May 04, 2018 - Policies, Procedures, Leaves of Absence & Accommodations
Austin Mandatory Paid Sick Leave Ordinance: The First of Many in the Lone Star State?
On February 15, 2018, Austin became the first city in Texas to adopt a mandatory paid sick leave ordinance (the “ordinance”). To prepare for compliance, Texas employers with employees in Austin will want to review the ordinance’s requirements: Effective October 1, 2018, all private employers with 16 or more employees must provide 8 days of earned sick time (“EST”) to employees who work at least 80 hours per calendar year.

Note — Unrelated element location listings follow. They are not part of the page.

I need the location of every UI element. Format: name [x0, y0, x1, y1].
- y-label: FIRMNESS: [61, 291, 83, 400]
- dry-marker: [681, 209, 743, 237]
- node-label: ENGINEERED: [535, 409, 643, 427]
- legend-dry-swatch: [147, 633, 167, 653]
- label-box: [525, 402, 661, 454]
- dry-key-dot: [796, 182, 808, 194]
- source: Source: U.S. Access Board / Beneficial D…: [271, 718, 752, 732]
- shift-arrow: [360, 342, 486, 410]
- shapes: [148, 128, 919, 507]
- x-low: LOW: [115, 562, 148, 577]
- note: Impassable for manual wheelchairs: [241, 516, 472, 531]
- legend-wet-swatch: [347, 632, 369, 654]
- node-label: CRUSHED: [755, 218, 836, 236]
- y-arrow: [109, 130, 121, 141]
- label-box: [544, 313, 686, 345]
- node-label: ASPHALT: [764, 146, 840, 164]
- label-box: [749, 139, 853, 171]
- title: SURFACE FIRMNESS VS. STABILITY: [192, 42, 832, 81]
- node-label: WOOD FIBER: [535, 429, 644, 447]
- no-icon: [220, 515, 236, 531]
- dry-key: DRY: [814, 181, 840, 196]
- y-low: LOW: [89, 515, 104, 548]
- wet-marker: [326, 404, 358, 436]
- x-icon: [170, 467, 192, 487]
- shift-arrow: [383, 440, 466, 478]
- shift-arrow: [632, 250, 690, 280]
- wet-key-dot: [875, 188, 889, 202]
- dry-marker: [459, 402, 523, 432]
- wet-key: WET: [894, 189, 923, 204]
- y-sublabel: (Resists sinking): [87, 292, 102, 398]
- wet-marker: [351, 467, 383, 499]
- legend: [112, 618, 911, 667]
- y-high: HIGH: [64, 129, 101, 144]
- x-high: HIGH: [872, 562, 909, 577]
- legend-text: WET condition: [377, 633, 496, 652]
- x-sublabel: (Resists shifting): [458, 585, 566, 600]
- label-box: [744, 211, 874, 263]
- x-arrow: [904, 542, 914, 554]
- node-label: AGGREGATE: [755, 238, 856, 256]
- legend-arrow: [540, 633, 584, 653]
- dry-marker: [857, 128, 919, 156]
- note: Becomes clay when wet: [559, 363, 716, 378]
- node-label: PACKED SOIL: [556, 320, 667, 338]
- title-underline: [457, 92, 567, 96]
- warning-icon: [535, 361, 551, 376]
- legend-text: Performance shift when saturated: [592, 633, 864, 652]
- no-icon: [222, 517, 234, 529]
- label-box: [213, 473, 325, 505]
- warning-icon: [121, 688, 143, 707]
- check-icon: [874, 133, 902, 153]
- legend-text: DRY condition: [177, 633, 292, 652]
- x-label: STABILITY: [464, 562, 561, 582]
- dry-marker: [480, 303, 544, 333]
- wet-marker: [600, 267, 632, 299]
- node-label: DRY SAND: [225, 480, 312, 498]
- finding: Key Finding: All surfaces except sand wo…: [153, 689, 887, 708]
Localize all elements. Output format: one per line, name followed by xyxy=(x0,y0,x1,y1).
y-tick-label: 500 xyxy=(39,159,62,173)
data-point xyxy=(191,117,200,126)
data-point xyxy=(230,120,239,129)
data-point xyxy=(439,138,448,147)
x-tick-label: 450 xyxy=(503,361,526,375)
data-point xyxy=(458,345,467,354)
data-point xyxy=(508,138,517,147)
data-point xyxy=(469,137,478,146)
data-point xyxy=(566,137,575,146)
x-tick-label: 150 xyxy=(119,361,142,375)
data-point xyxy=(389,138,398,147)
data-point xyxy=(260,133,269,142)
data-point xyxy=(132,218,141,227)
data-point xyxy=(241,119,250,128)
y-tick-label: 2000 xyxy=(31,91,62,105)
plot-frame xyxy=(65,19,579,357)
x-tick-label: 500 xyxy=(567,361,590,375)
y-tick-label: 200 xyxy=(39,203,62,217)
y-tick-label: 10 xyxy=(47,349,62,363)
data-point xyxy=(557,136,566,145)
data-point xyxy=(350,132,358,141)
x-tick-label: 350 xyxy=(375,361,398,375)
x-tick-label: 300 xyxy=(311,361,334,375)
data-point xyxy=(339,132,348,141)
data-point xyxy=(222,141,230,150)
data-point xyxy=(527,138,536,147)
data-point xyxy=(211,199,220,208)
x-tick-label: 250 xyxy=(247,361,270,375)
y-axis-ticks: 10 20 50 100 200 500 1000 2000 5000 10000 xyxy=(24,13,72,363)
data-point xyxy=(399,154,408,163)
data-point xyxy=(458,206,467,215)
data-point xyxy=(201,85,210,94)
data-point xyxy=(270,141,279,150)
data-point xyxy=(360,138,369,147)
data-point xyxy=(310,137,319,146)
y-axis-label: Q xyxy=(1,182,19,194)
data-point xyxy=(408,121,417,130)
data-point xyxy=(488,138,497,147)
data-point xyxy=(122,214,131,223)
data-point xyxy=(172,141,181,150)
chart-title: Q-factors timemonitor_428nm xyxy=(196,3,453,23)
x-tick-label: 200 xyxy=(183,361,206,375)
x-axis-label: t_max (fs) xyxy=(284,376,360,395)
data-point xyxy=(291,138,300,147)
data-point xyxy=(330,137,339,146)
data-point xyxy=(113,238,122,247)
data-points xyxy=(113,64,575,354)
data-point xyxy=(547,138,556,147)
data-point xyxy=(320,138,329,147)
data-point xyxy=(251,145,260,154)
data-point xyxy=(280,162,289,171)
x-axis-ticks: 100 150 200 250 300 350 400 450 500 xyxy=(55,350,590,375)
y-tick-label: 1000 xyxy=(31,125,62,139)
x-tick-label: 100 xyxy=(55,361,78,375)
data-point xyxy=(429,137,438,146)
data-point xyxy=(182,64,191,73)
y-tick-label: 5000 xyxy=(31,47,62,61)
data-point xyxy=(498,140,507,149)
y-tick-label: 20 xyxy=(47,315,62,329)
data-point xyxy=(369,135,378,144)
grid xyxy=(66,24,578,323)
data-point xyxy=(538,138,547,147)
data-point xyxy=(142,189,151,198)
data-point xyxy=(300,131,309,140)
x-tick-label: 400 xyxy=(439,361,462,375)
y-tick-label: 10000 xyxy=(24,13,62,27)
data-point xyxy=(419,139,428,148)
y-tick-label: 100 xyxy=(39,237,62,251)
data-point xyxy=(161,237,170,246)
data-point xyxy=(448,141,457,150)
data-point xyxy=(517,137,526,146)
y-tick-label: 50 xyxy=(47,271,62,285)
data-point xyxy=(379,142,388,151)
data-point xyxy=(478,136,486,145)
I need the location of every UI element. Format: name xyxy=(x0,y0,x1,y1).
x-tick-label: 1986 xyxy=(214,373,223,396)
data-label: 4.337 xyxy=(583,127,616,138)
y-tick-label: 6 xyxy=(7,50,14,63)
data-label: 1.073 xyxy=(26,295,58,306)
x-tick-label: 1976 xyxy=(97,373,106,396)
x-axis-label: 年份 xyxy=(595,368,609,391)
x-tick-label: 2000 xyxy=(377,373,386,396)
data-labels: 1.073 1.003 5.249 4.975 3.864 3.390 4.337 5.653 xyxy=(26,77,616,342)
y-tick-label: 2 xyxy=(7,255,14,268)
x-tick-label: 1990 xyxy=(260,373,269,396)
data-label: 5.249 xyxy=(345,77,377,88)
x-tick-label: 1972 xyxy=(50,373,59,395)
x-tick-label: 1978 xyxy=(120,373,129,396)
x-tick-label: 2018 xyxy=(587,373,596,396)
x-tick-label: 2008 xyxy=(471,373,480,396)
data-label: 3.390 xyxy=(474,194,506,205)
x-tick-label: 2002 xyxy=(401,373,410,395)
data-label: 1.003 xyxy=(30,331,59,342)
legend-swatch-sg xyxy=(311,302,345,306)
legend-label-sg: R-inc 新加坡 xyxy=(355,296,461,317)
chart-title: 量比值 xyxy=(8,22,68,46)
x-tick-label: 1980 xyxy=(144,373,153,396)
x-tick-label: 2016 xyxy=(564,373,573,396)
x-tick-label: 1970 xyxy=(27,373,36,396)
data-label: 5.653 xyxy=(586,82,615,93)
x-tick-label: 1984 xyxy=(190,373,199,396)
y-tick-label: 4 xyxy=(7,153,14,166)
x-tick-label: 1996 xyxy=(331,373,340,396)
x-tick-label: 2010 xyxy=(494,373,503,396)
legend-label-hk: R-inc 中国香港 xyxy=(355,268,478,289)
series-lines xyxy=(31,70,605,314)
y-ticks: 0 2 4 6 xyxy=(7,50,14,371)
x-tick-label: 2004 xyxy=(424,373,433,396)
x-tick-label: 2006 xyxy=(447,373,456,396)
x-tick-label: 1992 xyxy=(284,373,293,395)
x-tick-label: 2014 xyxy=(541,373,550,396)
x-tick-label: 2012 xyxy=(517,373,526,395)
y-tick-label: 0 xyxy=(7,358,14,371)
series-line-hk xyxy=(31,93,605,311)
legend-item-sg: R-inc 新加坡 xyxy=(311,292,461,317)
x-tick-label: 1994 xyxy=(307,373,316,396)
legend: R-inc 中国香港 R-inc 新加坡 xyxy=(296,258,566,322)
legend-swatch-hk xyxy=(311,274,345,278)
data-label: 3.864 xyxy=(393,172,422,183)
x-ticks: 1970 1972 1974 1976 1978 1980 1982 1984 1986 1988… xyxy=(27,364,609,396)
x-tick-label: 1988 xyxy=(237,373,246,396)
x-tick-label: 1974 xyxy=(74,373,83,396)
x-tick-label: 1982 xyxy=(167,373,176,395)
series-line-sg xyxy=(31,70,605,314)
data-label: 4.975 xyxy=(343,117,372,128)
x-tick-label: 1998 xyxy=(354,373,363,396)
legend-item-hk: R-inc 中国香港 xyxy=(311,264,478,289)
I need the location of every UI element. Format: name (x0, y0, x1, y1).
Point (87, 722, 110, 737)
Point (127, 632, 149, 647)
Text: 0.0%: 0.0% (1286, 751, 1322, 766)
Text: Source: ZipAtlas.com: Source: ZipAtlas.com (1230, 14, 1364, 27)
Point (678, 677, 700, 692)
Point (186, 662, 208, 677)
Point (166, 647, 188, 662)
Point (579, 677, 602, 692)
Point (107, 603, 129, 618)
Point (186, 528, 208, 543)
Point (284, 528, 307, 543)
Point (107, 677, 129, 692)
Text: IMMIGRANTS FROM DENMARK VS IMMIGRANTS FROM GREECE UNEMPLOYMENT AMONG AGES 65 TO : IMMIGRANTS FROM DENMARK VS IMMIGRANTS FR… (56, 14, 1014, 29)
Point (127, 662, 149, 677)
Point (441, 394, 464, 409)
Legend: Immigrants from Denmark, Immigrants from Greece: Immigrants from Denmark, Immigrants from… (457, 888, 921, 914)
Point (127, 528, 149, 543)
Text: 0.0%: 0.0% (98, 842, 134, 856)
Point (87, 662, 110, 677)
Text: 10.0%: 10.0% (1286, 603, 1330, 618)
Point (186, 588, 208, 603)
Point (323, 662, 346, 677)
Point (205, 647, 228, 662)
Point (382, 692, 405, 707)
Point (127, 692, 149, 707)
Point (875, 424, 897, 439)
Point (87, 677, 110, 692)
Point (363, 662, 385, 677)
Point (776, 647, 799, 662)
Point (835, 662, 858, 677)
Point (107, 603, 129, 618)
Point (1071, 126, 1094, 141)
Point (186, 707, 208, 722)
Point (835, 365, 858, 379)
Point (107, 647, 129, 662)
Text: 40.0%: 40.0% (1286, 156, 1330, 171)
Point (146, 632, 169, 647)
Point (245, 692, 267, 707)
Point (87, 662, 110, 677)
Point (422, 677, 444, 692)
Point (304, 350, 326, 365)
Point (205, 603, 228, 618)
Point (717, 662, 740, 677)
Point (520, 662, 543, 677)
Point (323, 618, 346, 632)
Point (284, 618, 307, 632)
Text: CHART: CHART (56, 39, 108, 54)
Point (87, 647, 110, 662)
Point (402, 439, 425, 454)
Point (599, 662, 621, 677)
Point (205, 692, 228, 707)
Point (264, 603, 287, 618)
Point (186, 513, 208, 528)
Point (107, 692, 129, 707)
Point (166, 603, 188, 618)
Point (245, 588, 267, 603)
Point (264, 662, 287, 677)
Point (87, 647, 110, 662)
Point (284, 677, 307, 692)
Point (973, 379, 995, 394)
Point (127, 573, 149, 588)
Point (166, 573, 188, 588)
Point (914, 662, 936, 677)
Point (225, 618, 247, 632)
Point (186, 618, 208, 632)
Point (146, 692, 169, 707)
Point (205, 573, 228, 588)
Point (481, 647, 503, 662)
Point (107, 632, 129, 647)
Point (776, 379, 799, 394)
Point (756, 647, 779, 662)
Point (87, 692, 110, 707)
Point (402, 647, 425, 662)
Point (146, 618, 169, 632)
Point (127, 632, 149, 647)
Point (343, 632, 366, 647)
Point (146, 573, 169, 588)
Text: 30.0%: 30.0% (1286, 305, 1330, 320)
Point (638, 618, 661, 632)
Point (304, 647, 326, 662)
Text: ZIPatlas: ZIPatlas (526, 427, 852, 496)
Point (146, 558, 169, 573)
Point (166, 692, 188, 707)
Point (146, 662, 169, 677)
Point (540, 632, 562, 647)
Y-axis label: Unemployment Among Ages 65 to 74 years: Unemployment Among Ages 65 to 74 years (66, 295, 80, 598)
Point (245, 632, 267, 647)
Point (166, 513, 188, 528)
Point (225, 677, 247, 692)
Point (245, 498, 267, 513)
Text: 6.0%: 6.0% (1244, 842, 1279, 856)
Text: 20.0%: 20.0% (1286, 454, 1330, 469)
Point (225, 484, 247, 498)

Employers with 6-15 employees must provide 6 days of EST per year. Employees will accrue EST at a rate of one hour for every 30 hours worked, in one-hour increments, and will accrue EST at the commencement of employment, or the effective date of the ordinance, whichever is later. Employees may use EST for their own, or a family member’s, physical or mental health or preventative care; or for medical attention, services, or legal actions as a result of domestic abuse, sexual assault or stalking. Employees may carry over accrued but unused EST, up to the maximum yearly cap, unless the employer grants the employee at least the minimum required amount of EST at the beginning of each year. Employers must: (i) provide monthly statements regarding an employee’s accrued EST; (ii) post a notice of the ordinance; and (iii) include notice of the ordinance and its requirements in the employers’ handbooks. The ordinance provides for a civil penalty of up to $500 for each violation. Effective October 1, 2020 employers with 5 or fewer employees must provide 6 days of EST each year. What’s Next? Local businesses currently oppose the ordinance. On April 24, 2018 the Texas Public Policy Foundation filed suit in Travis County [Austin] on behalf of seven plaintiffs -- including the Texas Association of Business, National Federation of Independent Business, and the American Staffing Association -- challenging the ordinance as preempted by state minimum wage law and as violative of the Texas Constitution. In addition, the Workflex in the 21st Century Act (the “Act”), currently pending before the U.S. Congress, could neutralize the Austin ordinance and the growing number of county and city ordinances across the country regarding mandatory paid sick leave. Under the Act, employers that allow for paid time off and offer their employees options for flexible work arrangements would qualify for ERISA coverage and, thus, would likely pre-empt state and local paid leave and workflex laws.